Jean Renoir (1894 – 1979), en aquel momento ya un veterano, era un humanista con enseñanzas comunistas. El éxito le llegó con La chienne (La golfa, 1931), que describe la historia de un banquero (Michel Simon) que mata a su amante prostituta (Jaine Marèze) y deja que su proxeneta (George Flamant) sea incriminado. Sin embargo, son las películas de Renoir de mediados de la década las que forjaron su fama. En Le crime de Monsieur Lange (1936), cuyo guion fue preparado por el poeta izquierdista Jacques Prévert, unos trabajadores crean un cooperativa cuya existencia se ve amenazada por el regreso de su jefe sin escrúpulos, quien es asesinado. La grande illusion (La gran ilusión, 1937), protagonizada por Gabin y Erich Von Stroheim, crítica la Primera Guerra Mundial a través de la relación de tres prisioneros de guerra franceses y el comandante alemán de su campo de detención. La bête humaine (1938) está basada en una novela de Ëmile Zola sobre un crimen de pasión y, una vez más, Gabin interpreta al individuo condenado. Estas tres películas demostraron que Renoir era un maestro, aunque La règle du jeu (La regla del juego, 1939), que describe las historias y los juegos de los burgueses ricos y sus sirvientes, es su mejor trabajo de la década.
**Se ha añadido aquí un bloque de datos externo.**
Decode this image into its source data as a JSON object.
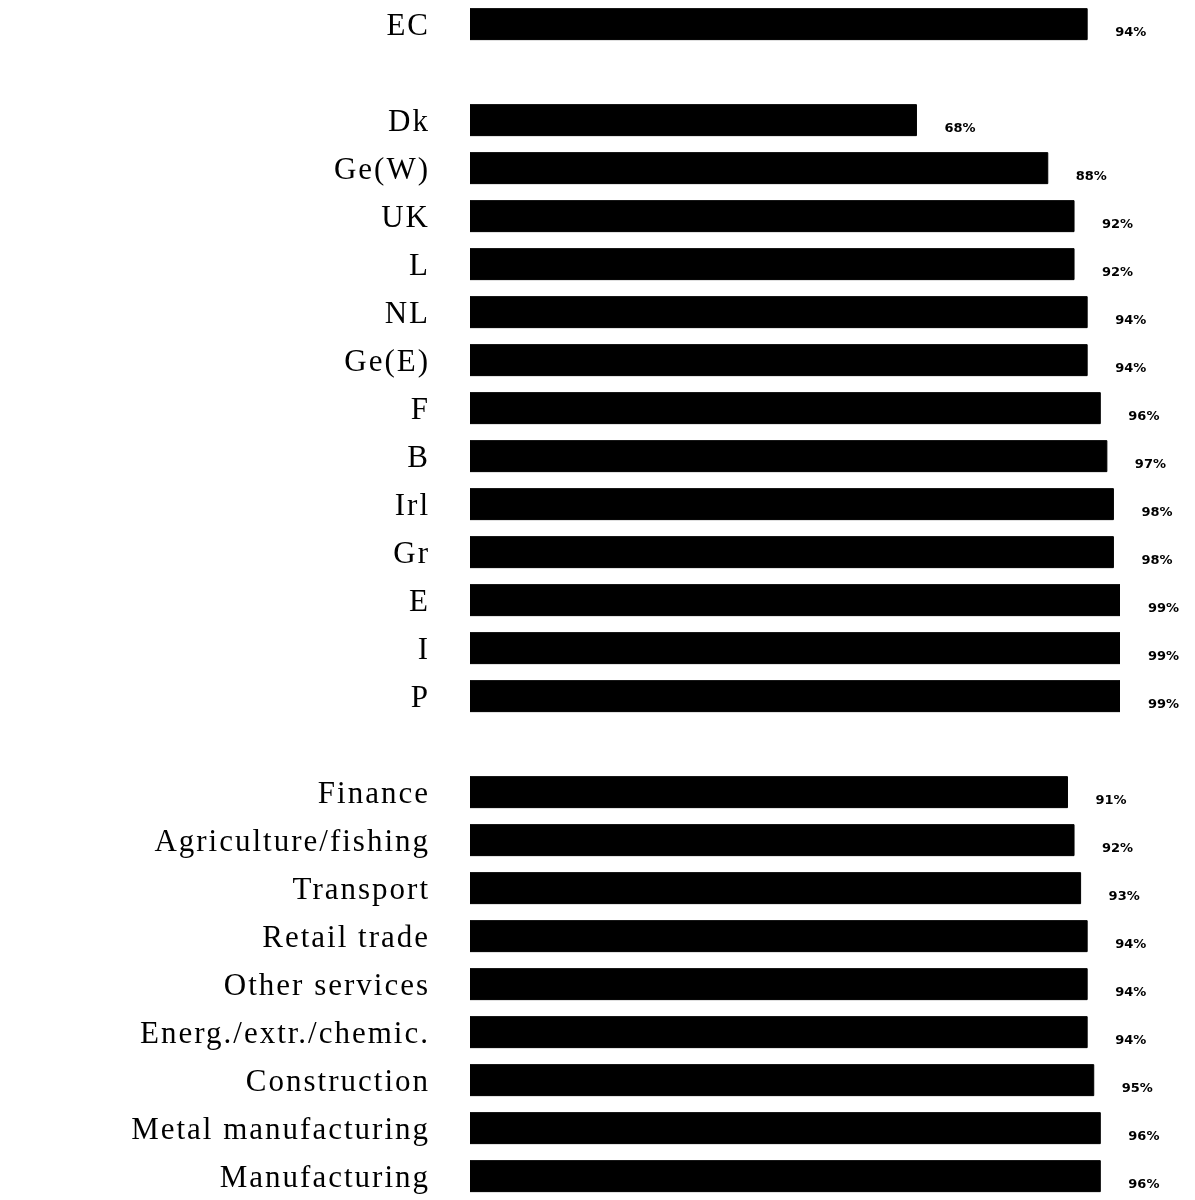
{
  "chart_data": {
    "type": "bar",
    "orientation": "horizontal",
    "tick_labels": "y",
    "color": "#000000",
    "categories": [
      "EC",
      null,
      "Dk",
      "Ge(W)",
      "UK",
      "L",
      "NL",
      "Ge(E)",
      "F",
      "B",
      "Irl",
      "Gr",
      "E",
      "I",
      "P",
      null,
      "Finance",
      "Agriculture/fishing",
      "Transport",
      "Retail trade",
      "Other services",
      "Energ./extr./chemic.",
      "Construction",
      "Metal manufacturing",
      "Manufacturing"
    ],
    "values": [
      94,
      null,
      68,
      88,
      92,
      92,
      94,
      94,
      96,
      97,
      98,
      98,
      99,
      99,
      99,
      null,
      91,
      92,
      93,
      94,
      94,
      94,
      95,
      96,
      96
    ],
    "value_labels": [
      "94%",
      null,
      "68%",
      "88%",
      "92%",
      "92%",
      "94%",
      "94%",
      "96%",
      "97%",
      "98%",
      "98%",
      "99%",
      "99%",
      "99%",
      null,
      "91%",
      "92%",
      "93%",
      "94%",
      "94%",
      "94%",
      "95%",
      "96%",
      "96%"
    ]
  }
}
El más elegante representante del realismo poético fue Marcel Carné. Creó un vinculo importante con Prévert en Drôle de drame (Un drama singular) o L’étrange aventure du Docteur Molyneux (1937), un trabajo de reparto excelente, con los actores Louis Jouvet en el papel de obispo molesto, pero su colaboración culminó con Le quasi des brumes (1938). Gabin actua con Michèle Morgan e interpreta a un desertor del ejército que se enamora de una huérfana de diecisiete años en un muelle lleno de niebla, y que paga para obtener su momento de felicidad en una atmósfera saturada de derrotismo. El mismo tipo de romance condenado surge en Hôtel du Nord (1938), esta vez si Prévert y menos convincente. Sin embargo, Le jour se lève (1939) es, quizás, el ejemplo supremo del realismo poético. En esta película, Gabin interpreta el papel de un trabajador de una fundición que es empujado al asesinato por una seductora malvada, que reflexiona sobre su destino mientras la policía le espera. Todo ello en un momento en que la Alemania nazi estaba a punto de entrar en Francia, pero el legado del cine clásico de la nación sobreviviría y produciría la obra trascendente de Carné, Les enfants du paradis (1945).